SACRAMENTO — Financial giant Charles Schwab’s recent announcement that it is going to “reduce our concentration in San Francisco” has renewed discussions about California’s tax rates and business climate. That is public-relations speak for shifting about 1,000 jobs from the Bay Area to corporate locations in Colorado, Texas, and elsewhere.
The company is keeping its financial-district headquarters, but this is its latest effort to downsize in San Francisco. Schwab has been guarded in its critique of its home city and blamed the job-shifts on the high cost of living that has resulted in recruitment problems. But most analysts point to high tax rates as a key reason for the departure.
The funniest news coverage of the event came from the San Francisco Business Times, which reported on Texans who are eager for the new jobs, but “who fear that more Californians will ruin the Lone Star State.” But the Texas governor issued a statement boasting about his latest conquest.
Schwab isn’t the only company that made such an announcement in recent days. Websense, a San Diego software company, will move 445 jobs and make a nearly $10 million investment in Austin. One Republican Assemblyman immediately sent off a statement blaming high taxes and excessive regulations for the Schwab announcement, but most Democratic leaders are unlikely to be swayed from their current path. Their defenders say that some businesses are coming to California, also. And they tout a study from the Public Policy Institute of California, which calls business losses “relatively insignificant.” Of course, many companies are like Schwab – they keep the headquarters, but shift jobs and make investments elsewhere.
By contrast, a 2012 study by the Manhattan Institute found “that many cost drivers – taxes, regulations, the high price of housing and commercial real estate, costly electricity, union power, and high labor costs – are prompting businesses to locate outside California.” Real-estate website Trulia’s chief economist argued that rich people and jobs aren’t fleeing, but that middle-class and poorer people are leaving in droves – driven out by California’s high home prices. (The state’s land-use rules and exacerbate that problem, but that’s a debate for another day.)
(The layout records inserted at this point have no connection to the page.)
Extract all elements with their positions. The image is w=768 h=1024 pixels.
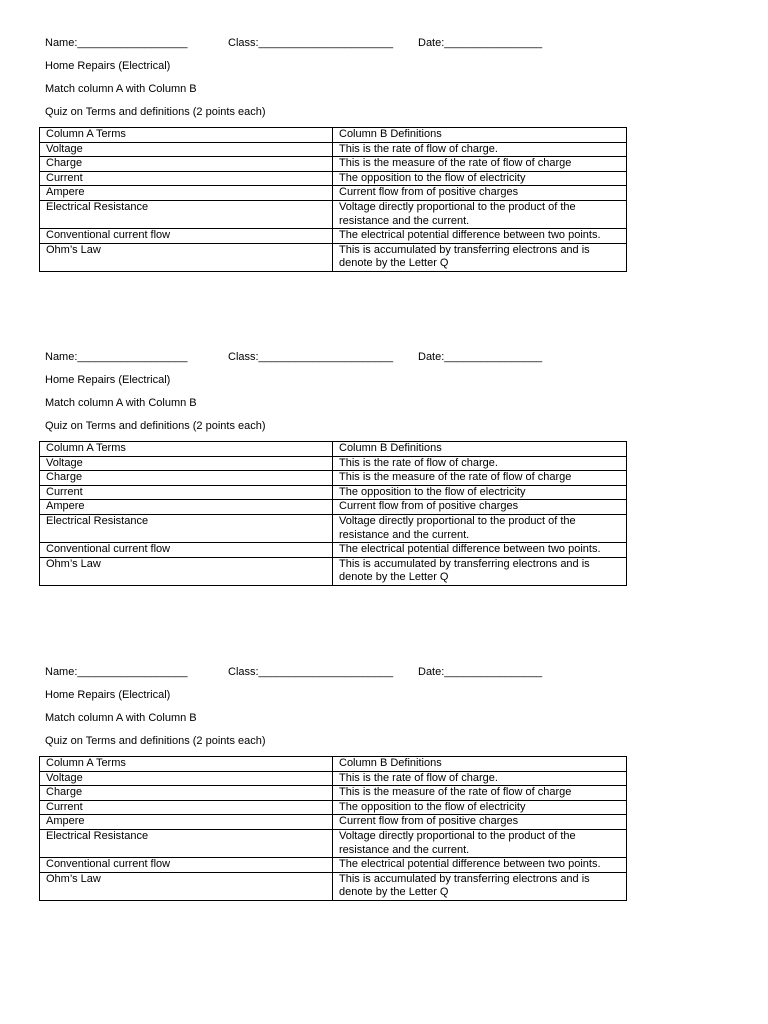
definition-cell: This is the rate of flow of charge. — [333, 771, 627, 786]
table-row — [40, 142, 627, 157]
table-row — [40, 485, 627, 500]
table-row — [40, 157, 627, 172]
term-cell: Voltage — [40, 771, 333, 786]
term-cell: Ampere — [40, 186, 333, 201]
terms-table — [39, 756, 627, 901]
table-row — [40, 771, 627, 786]
quiz-copy-3 — [45, 665, 645, 899]
table-header-row — [40, 757, 627, 772]
terms-table — [39, 127, 627, 272]
definition-cell: The opposition to the flow of electricity — [333, 485, 627, 500]
definition-cell: The electrical potential difference between two points. — [333, 229, 627, 244]
term-cell: Electrical Resistance — [40, 200, 333, 228]
name-field: Name:__________________ — [45, 37, 188, 49]
definition-cell: The electrical potential difference between two points. — [333, 543, 627, 558]
term-cell: Ampere — [40, 815, 333, 830]
instruction-text: Match column A with Column B — [45, 397, 197, 409]
quiz-copy-1 — [45, 36, 645, 270]
definition-cell: The opposition to the flow of electricity — [333, 171, 627, 186]
term-cell: Conventional current flow — [40, 543, 333, 558]
instruction-text: Match column A with Column B — [45, 83, 197, 95]
term-cell: Current — [40, 485, 333, 500]
term-cell: Ohm’s Law — [40, 872, 333, 900]
col-a-header: Column A Terms — [40, 128, 333, 143]
table-row — [40, 858, 627, 873]
class-field: Class:______________________ — [228, 37, 394, 49]
term-cell: Ampere — [40, 500, 333, 515]
date-field: Date:________________ — [418, 37, 543, 49]
table-row — [40, 800, 627, 815]
definition-cell: This is the measure of the rate of flow of charge — [333, 157, 627, 172]
table-row — [40, 471, 627, 486]
definition-cell: This is accumulated by transferring electrons and is denote by the Letter Q — [333, 872, 627, 900]
definition-cell: This is accumulated by transferring electrons and is denote by the Letter Q — [333, 243, 627, 271]
term-cell: Voltage — [40, 142, 333, 157]
definition-cell: This is the rate of flow of charge. — [333, 456, 627, 471]
term-cell: Ohm’s Law — [40, 243, 333, 271]
quiz-title: Quiz on Terms and definitions (2 points each) — [45, 420, 266, 432]
table-row — [40, 171, 627, 186]
student-info-line — [45, 665, 645, 679]
term-cell: Charge — [40, 786, 333, 801]
definition-cell: Voltage directly proportional to the product of the resistance and the current. — [333, 200, 627, 228]
col-a-header: Column A Terms — [40, 442, 333, 457]
term-cell: Current — [40, 171, 333, 186]
table-row — [40, 829, 627, 857]
course-title: Home Repairs (Electrical) — [45, 60, 171, 72]
class-field: Class:______________________ — [228, 351, 394, 363]
class-field: Class:______________________ — [228, 666, 394, 678]
definition-cell: Current flow from of positive charges — [333, 500, 627, 515]
col-b-header: Column B Definitions — [333, 128, 627, 143]
col-b-header: Column B Definitions — [333, 757, 627, 772]
quiz-title: Quiz on Terms and definitions (2 points each) — [45, 106, 266, 118]
table-row — [40, 243, 627, 271]
definition-cell: Current flow from of positive charges — [333, 815, 627, 830]
definition-cell: Voltage directly proportional to the product of the resistance and the current. — [333, 829, 627, 857]
name-field: Name:__________________ — [45, 351, 188, 363]
course-title: Home Repairs (Electrical) — [45, 374, 171, 386]
term-cell: Charge — [40, 157, 333, 172]
student-info-line — [45, 36, 645, 50]
term-cell: Ohm’s Law — [40, 557, 333, 585]
definition-cell: This is the rate of flow of charge. — [333, 142, 627, 157]
table-row — [40, 786, 627, 801]
table-row — [40, 543, 627, 558]
term-cell: Current — [40, 800, 333, 815]
student-info-line — [45, 350, 645, 364]
terms-table — [39, 441, 627, 586]
col-b-header: Column B Definitions — [333, 442, 627, 457]
definition-cell: The opposition to the flow of electricity — [333, 800, 627, 815]
table-header-row — [40, 442, 627, 457]
term-cell: Conventional current flow — [40, 858, 333, 873]
instruction-text: Match column A with Column B — [45, 712, 197, 724]
date-field: Date:________________ — [418, 666, 543, 678]
col-a-header: Column A Terms — [40, 757, 333, 772]
table-row — [40, 186, 627, 201]
definition-cell: Current flow from of positive charges — [333, 186, 627, 201]
table-row — [40, 815, 627, 830]
quiz-copy-2 — [45, 350, 645, 584]
table-row — [40, 872, 627, 900]
quiz-title: Quiz on Terms and definitions (2 points each) — [45, 735, 266, 747]
term-cell: Conventional current flow — [40, 229, 333, 244]
table-row — [40, 514, 627, 542]
table-row — [40, 200, 627, 228]
date-field: Date:________________ — [418, 351, 543, 363]
table-row — [40, 456, 627, 471]
term-cell: Voltage — [40, 456, 333, 471]
definition-cell: Voltage directly proportional to the product of the resistance and the current. — [333, 514, 627, 542]
term-cell: Electrical Resistance — [40, 829, 333, 857]
definition-cell: The electrical potential difference between two points. — [333, 858, 627, 873]
table-row — [40, 557, 627, 585]
table-row — [40, 229, 627, 244]
term-cell: Electrical Resistance — [40, 514, 333, 542]
definition-cell: This is the measure of the rate of flow of charge — [333, 786, 627, 801]
definition-cell: This is the measure of the rate of flow of charge — [333, 471, 627, 486]
name-field: Name:__________________ — [45, 666, 188, 678]
term-cell: Charge — [40, 471, 333, 486]
course-title: Home Repairs (Electrical) — [45, 689, 171, 701]
table-row — [40, 500, 627, 515]
table-header-row — [40, 128, 627, 143]
definition-cell: This is accumulated by transferring electrons and is denote by the Letter Q — [333, 557, 627, 585]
New regulations rarely have immediate results – such as when the porn industry largely moved from Los Angeles to Las Vegas after the state passed a law requiring actors to wear condoms. Usually, it’s a slow burn and a heated debate over studies and jobs data.
The “are they staying or going?” argument probably is missing the mark. “I worry more about the new companies that stay but are strangled in their cradles,” wrote the U-T San Diego’s Dan McSwain in a September business column.
I don’t think it’s the role of government to wring every last dime and every regulatory concession out of its citizens and businesses – and then call it a victory if most of them acquiesce rather than uproot their families and employees. How do you create a pain index for those who stay put?
Yet, critics of California’s business climate make a big mistake in thinking the latest rule or tax will lead to a sudden exodus along Interstate 8. They raise expectations of calamity, and when it doesn’t occur it energizes their opponents. After reading stories about California’s“comeback,” one conservative reader called me and was astonished that Proposition 30’s tax hike hadn’t driven out the remaining taxpayers.
“You’re still here, aren’t you?” I asked. “And so am I.” Then again, I’m paid to write about California’s politics for good or ill, and the caller is an attorney. Would we still be here if we had to make a payroll? Would we stay put if we had a great idea for a new business?